Chegando ao final, o leitor certamente terminará o livro tendo desejado que o autor, tão eficiente nas análises históricas, tivesse elaborado algo mais a relação entre o passado analisado e o presente da arqueologia no Brasil. Isto posto, Território Primitivo é um sólido alicerce para a construção desta tarefa.

Referências

ANDRADE, Oswald de 1928 Manifesto Antropofágico. Em Piratininga Ano 374 da Deglutição do Bispo Sardinha.(Revista de Antropofagia, Ano 1, No. 1, maio de 1928.).

BARRETO, Cristiana 1999-2000 A construção de um passado pré-colonial. Uma breve história da arqueologia no Brasil. Revista Usp 44, pp. 32-50.

FERREIRA, Lúcio 2009 “Ordenar o Caos”: Emílio Goeldi e a arqueologia amazônica. Boletim do Museu Paraense Emílio Goeldi. Ciências Humanas, Belém, v. 4, n. 1, p. 71-91, jan.- abr.

HABER, Alejandro e Cristobal GNECCO 2007 Virtual Forum: Archaeology and Decolonization , Archaeologies, Journal of World Archaeology Congress, Volume 3, Número 3, 390-412.

LATOUR, Bruno Why Has Critique Run out of Steam? From Matters of Fact to Matters of Concern. Critical Inquiry 30, The University of Chicago, pp. 225-248.
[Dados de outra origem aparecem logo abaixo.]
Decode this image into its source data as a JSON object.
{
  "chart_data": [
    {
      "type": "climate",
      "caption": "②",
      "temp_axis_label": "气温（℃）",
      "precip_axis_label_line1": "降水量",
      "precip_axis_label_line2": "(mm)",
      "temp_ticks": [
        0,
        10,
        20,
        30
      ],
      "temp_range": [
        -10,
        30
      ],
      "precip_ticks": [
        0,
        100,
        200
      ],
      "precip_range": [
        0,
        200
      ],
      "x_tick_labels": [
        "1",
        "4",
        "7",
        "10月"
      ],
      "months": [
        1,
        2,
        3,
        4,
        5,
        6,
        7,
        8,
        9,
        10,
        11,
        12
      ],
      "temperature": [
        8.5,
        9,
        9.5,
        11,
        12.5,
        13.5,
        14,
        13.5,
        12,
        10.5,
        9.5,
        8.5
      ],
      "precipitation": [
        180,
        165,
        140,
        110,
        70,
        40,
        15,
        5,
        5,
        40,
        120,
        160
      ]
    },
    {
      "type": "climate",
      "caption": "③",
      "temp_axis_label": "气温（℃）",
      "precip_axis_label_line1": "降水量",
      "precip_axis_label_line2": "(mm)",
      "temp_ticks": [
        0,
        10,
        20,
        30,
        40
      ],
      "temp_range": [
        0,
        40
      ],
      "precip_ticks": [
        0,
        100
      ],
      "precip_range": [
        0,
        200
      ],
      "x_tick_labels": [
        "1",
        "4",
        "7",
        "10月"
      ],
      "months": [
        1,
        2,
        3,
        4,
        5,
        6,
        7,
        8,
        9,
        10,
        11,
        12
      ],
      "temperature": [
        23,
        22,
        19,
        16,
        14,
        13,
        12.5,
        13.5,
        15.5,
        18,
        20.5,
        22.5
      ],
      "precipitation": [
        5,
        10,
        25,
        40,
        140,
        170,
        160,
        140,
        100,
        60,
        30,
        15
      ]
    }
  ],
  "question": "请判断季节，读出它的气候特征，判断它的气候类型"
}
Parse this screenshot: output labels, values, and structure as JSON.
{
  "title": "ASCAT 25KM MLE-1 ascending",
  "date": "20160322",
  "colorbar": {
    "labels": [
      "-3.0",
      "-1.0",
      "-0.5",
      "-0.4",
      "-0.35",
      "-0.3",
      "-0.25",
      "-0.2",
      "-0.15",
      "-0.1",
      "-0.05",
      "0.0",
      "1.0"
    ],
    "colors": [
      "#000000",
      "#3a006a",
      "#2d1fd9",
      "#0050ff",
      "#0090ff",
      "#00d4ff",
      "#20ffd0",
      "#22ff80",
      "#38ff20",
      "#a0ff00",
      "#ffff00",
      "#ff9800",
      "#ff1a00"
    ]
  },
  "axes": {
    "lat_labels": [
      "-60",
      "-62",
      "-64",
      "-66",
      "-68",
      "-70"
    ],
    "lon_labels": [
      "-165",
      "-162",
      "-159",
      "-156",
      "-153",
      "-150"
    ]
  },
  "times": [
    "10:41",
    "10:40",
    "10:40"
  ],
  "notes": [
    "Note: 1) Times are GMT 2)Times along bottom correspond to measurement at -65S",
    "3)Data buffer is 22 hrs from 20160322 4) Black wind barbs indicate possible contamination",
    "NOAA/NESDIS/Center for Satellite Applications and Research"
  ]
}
NOELLI, Francisco Silva; FERREIRA, Lúcio Menezes. 2007 A persistência da teoria da degeneração indígena e do colonialismo nos fundamentos da arqueologia brasileira. História, Ciências, Saúde – Manguinhos, Rio de Janeiro, v.14, n.4, p.1239-1264.

SANJAD, Nelson Rodrigues 2005 A Coruja de Minerva: O Museu Paraense entre o Império e a República (1866-1907). Tese de Doutorado do Programa de Pós-Graduação em História das Ciências da Saúde, Fundação Oswaldo Cruz, Rio de Janeiro.

SCHWARCZ, Lilia Moritz 1993 O Espetáculo das Raças: Cientistas, Instituições e a Questão Racial no Brasil (1870-1930). Companhia das Letras, São Paulo.

SCHARTZMAN, Simon 1979 Formação da Comunidade Científica no Brasil. Editora Nacional, São Paulo.

VIVEIROS DE CASTRO, Eduardo 2007 Entrevista a Pedro Cesarino e Sérgio Cohn. Revista Azouge, Programa Cultura e Pensamento, MinC, Rio de Janeiro, n. 11, pp. 11-12.